(HealthDay)—The Pap test, used for over 50 years to spot the early signs of cervical cancer, may soon become a thing of the past, new research suggests.
Its replacement? The human papillomavirus (HPV) test. Nearly all cervical cancer cases are linked to HPV infection, and HPV testing detected pre-cancers earlier and more accurately than the Pap test among the 19,000 women in the Canadian study.
The HPV test also seemed better at predicting who’d stay cancer-free, the investigators found. Women whose HPV test showed they didn’t have the infection were less apt to develop a pre-cancerous lesion over the next four years, compared to women who’d gotten the Pap test alone.
“All women of childbearing age should be screened for cervical cancer,” said lead researcher Dr. Gina Ogilvie, a professor in the School of Population and Public Health at the University of British Columbia, in Vancouver.
Thousands of women’s lives have been saved because the Pap test detected cervical cancer in its earliest stages. But the newer, more accurate HPV test may replace the Pap smear as the preferred screening test, Ogilvie said.
U.S. guidelines call for both HPV and Pap tests, but studies have shown that the real benefit comes from the HPV test, she added.
According to the American College of Obstetricians and Gynecologists, women aged 21 to 29 should have a Pap test alone every three years.
Women 30 to 65 years should have a Pap test and an HPV test every five years or a Pap test alone every three years.
A new draft guideline from the U.S. Preventive Services Task Force, however, says HPV testing can replace Pap tests, Ogilvie said.
Specifically, the task force is recommending either screening every three years with a Pap test alone or every five years with an HPV test alone for women aged 29 to 65.
For women under 25, the Pap test is still the standard because many young women are infected with HPV, Ogilvie said.
Cervical cancer is very rare in younger women, and an HPV test might send many women for unnecessary treatment, she explained.
For the study, the researchers randomly assigned more than 19,000 women aged 25 and older to either Pap testing alone or HPV testing alone. After four years, nearly six women in 1,000 who had Pap tests had pre-cancerous lesions, compared with just two in 1,000 women who had HPV tests alone.
The findings were published July 3 in the Journal of the American Medical Association.
One expert expects to see the end of Pap tests in favor of HPV tests.
“Pap testing is going away,” said Dr. L. Stewart Massad, a professor of obstetrics and gynecology at Washington University School of Medicine in St. Louis.
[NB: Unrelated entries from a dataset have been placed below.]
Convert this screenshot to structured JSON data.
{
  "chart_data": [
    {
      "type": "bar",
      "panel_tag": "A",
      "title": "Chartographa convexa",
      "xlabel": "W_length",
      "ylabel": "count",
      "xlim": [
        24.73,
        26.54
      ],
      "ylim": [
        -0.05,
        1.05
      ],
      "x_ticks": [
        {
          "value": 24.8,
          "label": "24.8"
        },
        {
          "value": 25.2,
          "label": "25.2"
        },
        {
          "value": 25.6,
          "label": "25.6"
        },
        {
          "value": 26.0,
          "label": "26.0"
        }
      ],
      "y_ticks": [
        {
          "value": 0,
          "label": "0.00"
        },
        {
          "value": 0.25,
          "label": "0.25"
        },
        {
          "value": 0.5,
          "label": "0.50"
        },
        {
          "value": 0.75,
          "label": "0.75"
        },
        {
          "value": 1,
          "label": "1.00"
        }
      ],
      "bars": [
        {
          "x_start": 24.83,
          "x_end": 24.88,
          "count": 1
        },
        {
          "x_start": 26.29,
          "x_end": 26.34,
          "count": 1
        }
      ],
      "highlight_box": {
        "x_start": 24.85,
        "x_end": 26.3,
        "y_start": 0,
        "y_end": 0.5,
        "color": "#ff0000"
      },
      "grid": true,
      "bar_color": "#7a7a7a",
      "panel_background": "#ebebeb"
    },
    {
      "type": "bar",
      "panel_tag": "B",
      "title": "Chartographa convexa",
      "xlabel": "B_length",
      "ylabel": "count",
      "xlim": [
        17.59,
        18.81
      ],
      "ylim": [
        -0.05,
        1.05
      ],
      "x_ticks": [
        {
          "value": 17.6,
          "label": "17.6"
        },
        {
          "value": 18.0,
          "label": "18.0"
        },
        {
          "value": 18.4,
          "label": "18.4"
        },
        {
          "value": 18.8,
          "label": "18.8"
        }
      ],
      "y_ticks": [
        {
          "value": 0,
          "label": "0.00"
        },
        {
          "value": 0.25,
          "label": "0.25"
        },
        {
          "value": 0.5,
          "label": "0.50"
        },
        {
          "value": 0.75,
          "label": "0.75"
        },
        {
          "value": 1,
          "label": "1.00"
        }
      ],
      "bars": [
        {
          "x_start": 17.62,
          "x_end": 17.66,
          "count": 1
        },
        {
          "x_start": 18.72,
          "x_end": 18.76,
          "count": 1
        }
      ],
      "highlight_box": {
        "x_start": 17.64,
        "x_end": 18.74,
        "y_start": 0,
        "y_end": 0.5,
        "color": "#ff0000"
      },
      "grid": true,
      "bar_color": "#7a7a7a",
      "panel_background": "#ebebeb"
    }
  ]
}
This trial showed that screening with HPV testing leads to earlier diagnosis of cervical pre-cancer and picks up cases that Pap testing missed, he said.
“Look for changes to screening guidelines to favor HPV testing over Pap testing, and expect a shift to longer intervals between screens,” said Massad, who wrote an editorial accompanying the study.
But Dr. Jason Wright, chief of gynecologic oncology at NewYork-Presbyterian/Columbia University Medical Center in New York City, isn’t ready to opt for HPV testing alone.
“This is one study,” he said. The Pap smear has been around for 50 years, so co-testing remains a viable option, Wright said.
“But we will gradually move to more HPV testing for primary screening,” he said. “It will probably be a slow process.”